Ethernet and WiFi controllers have run a very wide range of implementations and capabilities. Time was when the cheapest devices unloaded just about all of their operation onto the OS. You could go any buy a $10 Ethernet card or a multi hundred dollar Ethernet card. The gap has shrunk, but the basics are still there. One provided little more than the most basic interface to the network and required the host computer do all the work, the other did the entire job and included most of the TCP/IP stack, unloading significant work from the OS. Performance differences were significant. The expensive devices are complete computers in their own right, run an embedded OS, and provide highly complex and comprehensive configuration and control capabilities.

The biggest hurdle in MAC address spoofing is finding the address you need to spoof.
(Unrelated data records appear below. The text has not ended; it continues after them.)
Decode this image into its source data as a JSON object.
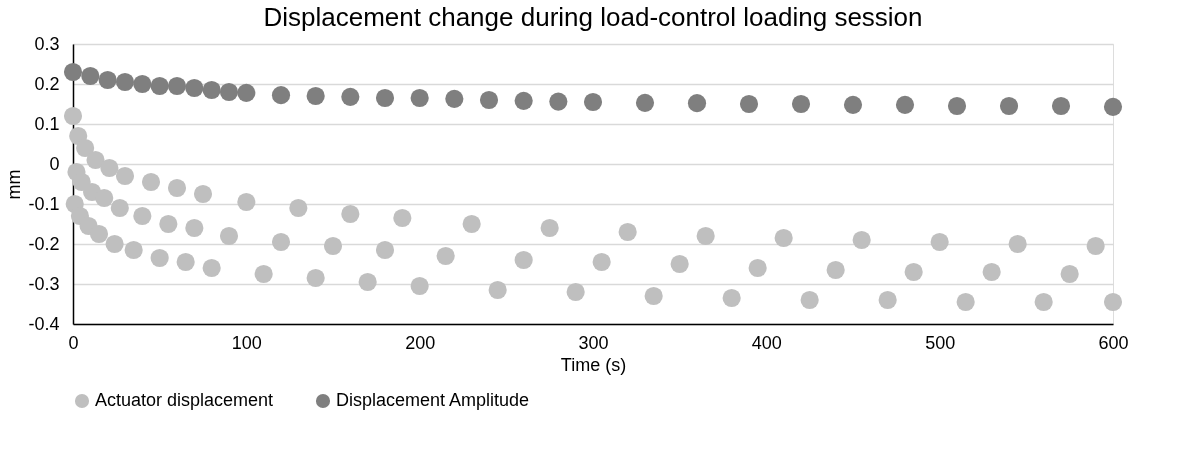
{
  "chart_data": {
    "type": "scatter",
    "title": "Displacement change during load-control loading session",
    "xlabel": "Time (s)",
    "ylabel": "mm",
    "xlim": [
      0,
      600
    ],
    "xticks": [
      0,
      100,
      200,
      300,
      400,
      500,
      600
    ],
    "ylim": [
      -0.4,
      0.3
    ],
    "yticks": [
      -0.4,
      -0.3,
      -0.2,
      -0.1,
      0,
      0.1,
      0.2,
      0.3
    ],
    "grid": "y",
    "legend": "bottom",
    "marker": "circle",
    "series": [
      {
        "name": "Actuator displacement",
        "color": "#bfbfbf",
        "x": [
          0,
          1,
          2,
          3,
          4,
          5,
          7,
          9,
          11,
          13,
          15,
          18,
          21,
          24,
          27,
          30,
          35,
          40,
          45,
          50,
          55,
          60,
          65,
          70,
          75,
          80,
          90,
          100,
          110,
          120,
          130,
          140,
          150,
          160,
          170,
          180,
          190,
          200,
          215,
          230,
          245,
          260,
          275,
          290,
          305,
          320,
          335,
          350,
          365,
          380,
          395,
          410,
          425,
          440,
          455,
          470,
          485,
          500,
          515,
          530,
          545,
          560,
          575,
          590,
          600
        ],
        "values": [
          0.12,
          -0.1,
          -0.02,
          0.07,
          -0.13,
          -0.045,
          0.04,
          -0.155,
          -0.07,
          0.01,
          -0.175,
          -0.085,
          -0.01,
          -0.2,
          -0.11,
          -0.03,
          -0.215,
          -0.13,
          -0.045,
          -0.235,
          -0.15,
          -0.06,
          -0.245,
          -0.16,
          -0.075,
          -0.26,
          -0.18,
          -0.095,
          -0.275,
          -0.195,
          -0.11,
          -0.285,
          -0.205,
          -0.125,
          -0.295,
          -0.215,
          -0.135,
          -0.305,
          -0.23,
          -0.15,
          -0.315,
          -0.24,
          -0.16,
          -0.32,
          -0.245,
          -0.17,
          -0.33,
          -0.25,
          -0.18,
          -0.335,
          -0.26,
          -0.185,
          -0.34,
          -0.265,
          -0.19,
          -0.34,
          -0.27,
          -0.195,
          -0.345,
          -0.27,
          -0.2,
          -0.345,
          -0.275,
          -0.205,
          -0.345
        ]
      },
      {
        "name": "Displacement Amplitude",
        "color": "#7f7f7f",
        "x": [
          0,
          10,
          20,
          30,
          40,
          50,
          60,
          70,
          80,
          90,
          100,
          120,
          140,
          160,
          180,
          200,
          220,
          240,
          260,
          280,
          300,
          330,
          360,
          390,
          420,
          450,
          480,
          510,
          540,
          570,
          600
        ],
        "values": [
          0.23,
          0.22,
          0.21,
          0.205,
          0.2,
          0.195,
          0.195,
          0.19,
          0.185,
          0.18,
          0.178,
          0.172,
          0.17,
          0.168,
          0.165,
          0.165,
          0.163,
          0.16,
          0.158,
          0.156,
          0.155,
          0.153,
          0.152,
          0.15,
          0.15,
          0.148,
          0.148,
          0.145,
          0.145,
          0.145,
          0.143
        ]
      }
    ]
  }
}
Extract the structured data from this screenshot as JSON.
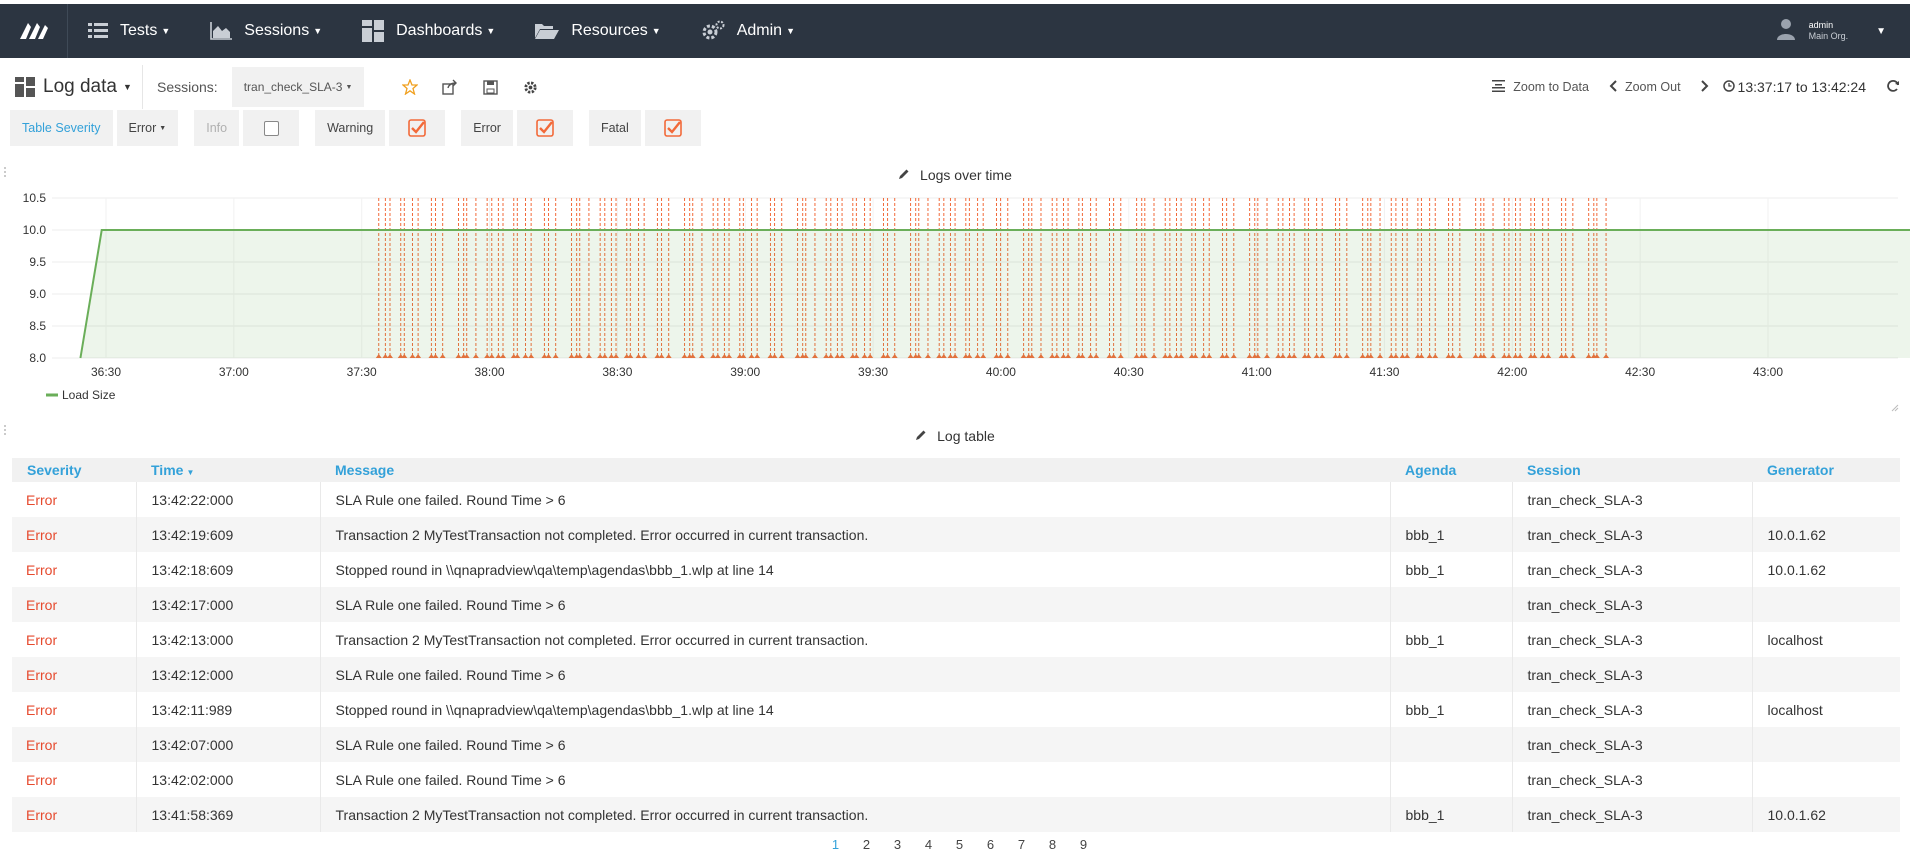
{
  "nav": {
    "items": [
      {
        "label": "Tests",
        "icon": "list-icon"
      },
      {
        "label": "Sessions",
        "icon": "area-chart-icon"
      },
      {
        "label": "Dashboards",
        "icon": "dashboard-grid-icon"
      },
      {
        "label": "Resources",
        "icon": "folder-open-icon"
      },
      {
        "label": "Admin",
        "icon": "gears-icon"
      }
    ],
    "user": {
      "name": "admin",
      "org": "Main Org."
    }
  },
  "toolbar": {
    "dashboard_title": "Log data",
    "sessions_label": "Sessions:",
    "session_value": "tran_check_SLA-3",
    "zoom_to_data": "Zoom to Data",
    "zoom_out": "Zoom Out",
    "time_range": "13:37:17 to 13:42:24"
  },
  "filters": {
    "table_severity_label": "Table Severity",
    "table_severity_value": "Error",
    "items": [
      {
        "label": "Info",
        "checked": false
      },
      {
        "label": "Warning",
        "checked": true
      },
      {
        "label": "Error",
        "checked": true
      },
      {
        "label": "Fatal",
        "checked": true
      }
    ]
  },
  "chart_panel": {
    "title": "Logs over time"
  },
  "chart_data": {
    "type": "line",
    "title": "Logs over time",
    "x_tick_labels": [
      "36:30",
      "37:00",
      "37:30",
      "38:00",
      "38:30",
      "39:00",
      "39:30",
      "40:00",
      "40:30",
      "41:00",
      "41:30",
      "42:00",
      "42:30",
      "43:00"
    ],
    "y_tick_labels": [
      "10.5",
      "10.0",
      "9.5",
      "9.0",
      "8.5",
      "8.0"
    ],
    "ylim": [
      8.0,
      10.5
    ],
    "series": [
      {
        "name": "Load Size",
        "color": "#6aae59",
        "points": [
          [
            "13:36:24",
            8.0
          ],
          [
            "13:36:29",
            10.0
          ],
          [
            "13:43:47",
            10.0
          ]
        ]
      }
    ],
    "annotations": {
      "color": "#f26a3a",
      "description": "Error log markers (vertical dashed lines) between 13:37:34 and 13:42:22",
      "start": "13:37:34",
      "end": "13:42:22"
    },
    "legend": "bottom-left",
    "grid": true
  },
  "table_panel": {
    "title": "Log table"
  },
  "log_table": {
    "columns": [
      "Severity",
      "Time",
      "Message",
      "Agenda",
      "Session",
      "Generator"
    ],
    "rows": [
      [
        "Error",
        "13:42:22:000",
        "SLA Rule one failed. Round Time > 6",
        "",
        "tran_check_SLA-3",
        ""
      ],
      [
        "Error",
        "13:42:19:609",
        "Transaction 2 MyTestTransaction not completed. Error occurred in current transaction.",
        "bbb_1",
        "tran_check_SLA-3",
        "10.0.1.62"
      ],
      [
        "Error",
        "13:42:18:609",
        "Stopped round in \\\\qnapradview\\qa\\temp\\agendas\\bbb_1.wlp at line 14",
        "bbb_1",
        "tran_check_SLA-3",
        "10.0.1.62"
      ],
      [
        "Error",
        "13:42:17:000",
        "SLA Rule one failed. Round Time > 6",
        "",
        "tran_check_SLA-3",
        ""
      ],
      [
        "Error",
        "13:42:13:000",
        "Transaction 2 MyTestTransaction not completed. Error occurred in current transaction.",
        "bbb_1",
        "tran_check_SLA-3",
        "localhost"
      ],
      [
        "Error",
        "13:42:12:000",
        "SLA Rule one failed. Round Time > 6",
        "",
        "tran_check_SLA-3",
        ""
      ],
      [
        "Error",
        "13:42:11:989",
        "Stopped round in \\\\qnapradview\\qa\\temp\\agendas\\bbb_1.wlp at line 14",
        "bbb_1",
        "tran_check_SLA-3",
        "localhost"
      ],
      [
        "Error",
        "13:42:07:000",
        "SLA Rule one failed. Round Time > 6",
        "",
        "tran_check_SLA-3",
        ""
      ],
      [
        "Error",
        "13:42:02:000",
        "SLA Rule one failed. Round Time > 6",
        "",
        "tran_check_SLA-3",
        ""
      ],
      [
        "Error",
        "13:41:58:369",
        "Transaction 2 MyTestTransaction not completed. Error occurred in current transaction.",
        "bbb_1",
        "tran_check_SLA-3",
        "10.0.1.62"
      ]
    ]
  },
  "pager": {
    "pages": [
      "1",
      "2",
      "3",
      "4",
      "5",
      "6",
      "7",
      "8",
      "9"
    ],
    "current": "1"
  },
  "colors": {
    "navbar": "#2c3541",
    "accent": "#33a1d9",
    "error": "#e64a2e",
    "check": "#f26a3a",
    "series": "#6aae59"
  }
}
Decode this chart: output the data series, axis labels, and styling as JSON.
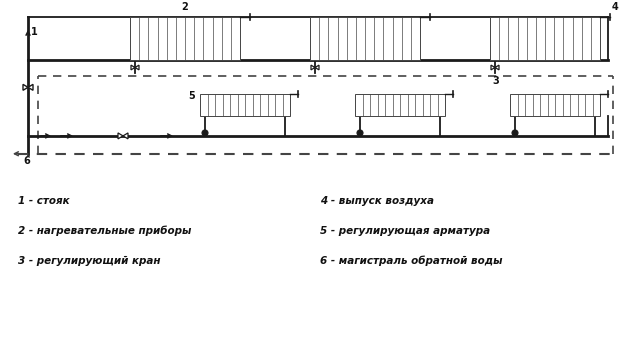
{
  "background_color": "#ffffff",
  "line_color": "#1a1a1a",
  "dashed_color": "#444444",
  "radiator_color": "#444444",
  "text_color": "#111111",
  "legend": [
    [
      "1 - стояк",
      "4 - выпуск воздуха"
    ],
    [
      "2 - нагревательные приборы",
      "5 - регулирующая арматура"
    ],
    [
      "3 - регулирующий кран",
      "6 - магистраль обратной воды"
    ]
  ]
}
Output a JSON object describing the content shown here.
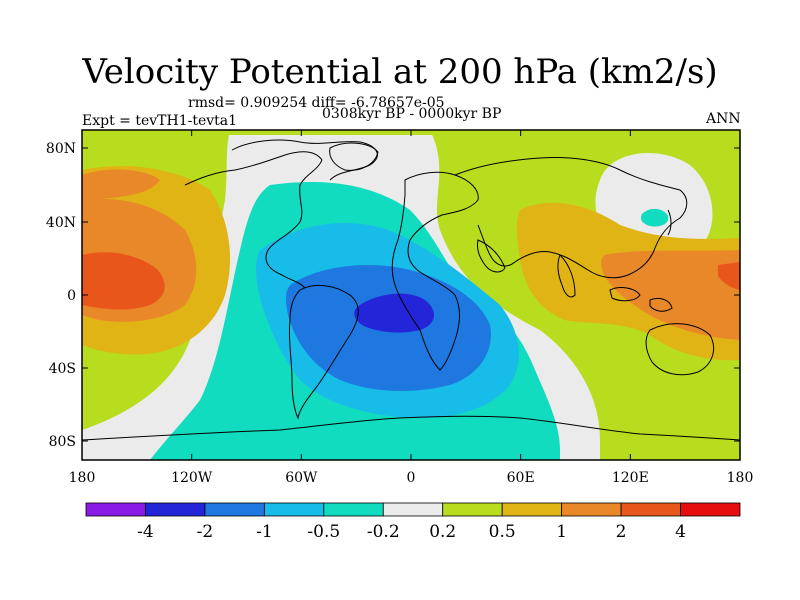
{
  "title": "Velocity Potential at 200 hPa (km2/s)",
  "stats": "rmsd= 0.909254  diff= -6.78657e-05",
  "experiment": "Expt = tevTH1-tevta1",
  "period": "0308kyr BP - 0000kyr BP",
  "season": "ANN",
  "lat_ticks": [
    "80N",
    "40N",
    "0",
    "40S",
    "80S"
  ],
  "lon_ticks": [
    "180",
    "120W",
    "60W",
    "0",
    "60E",
    "120E",
    "180"
  ],
  "colorbar": {
    "labels": [
      "-4",
      "-2",
      "-1",
      "-0.5",
      "-0.2",
      "0.2",
      "0.5",
      "1",
      "2",
      "4"
    ],
    "colors": [
      "#8a1ae6",
      "#2424d8",
      "#1e78e0",
      "#18bce8",
      "#12dcc0",
      "#ebebeb",
      "#b8dc1e",
      "#e0b414",
      "#e88828",
      "#e8561c",
      "#e60e0e"
    ]
  }
}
That requires you to be able to snoop on the network and watch for a packet to go past. On WiFi this is of course trivial. On a wired network not so much.

Damn, I had forgotten about how good at that I was - I could equal or outperform the commercial optimizer nine times out of ten, mostly 'cause I could tweak the heck out of Decnet cards and drivers.

802.1x is port-based network access control, but it does require quite a bit of infrastructure, as well as smart switches. Add Network Policy Enforcement and you can restrict a device to an untrusted network space until it has verified it’s current security settings and identity.

You won’t find this functionality in a residential home router, though.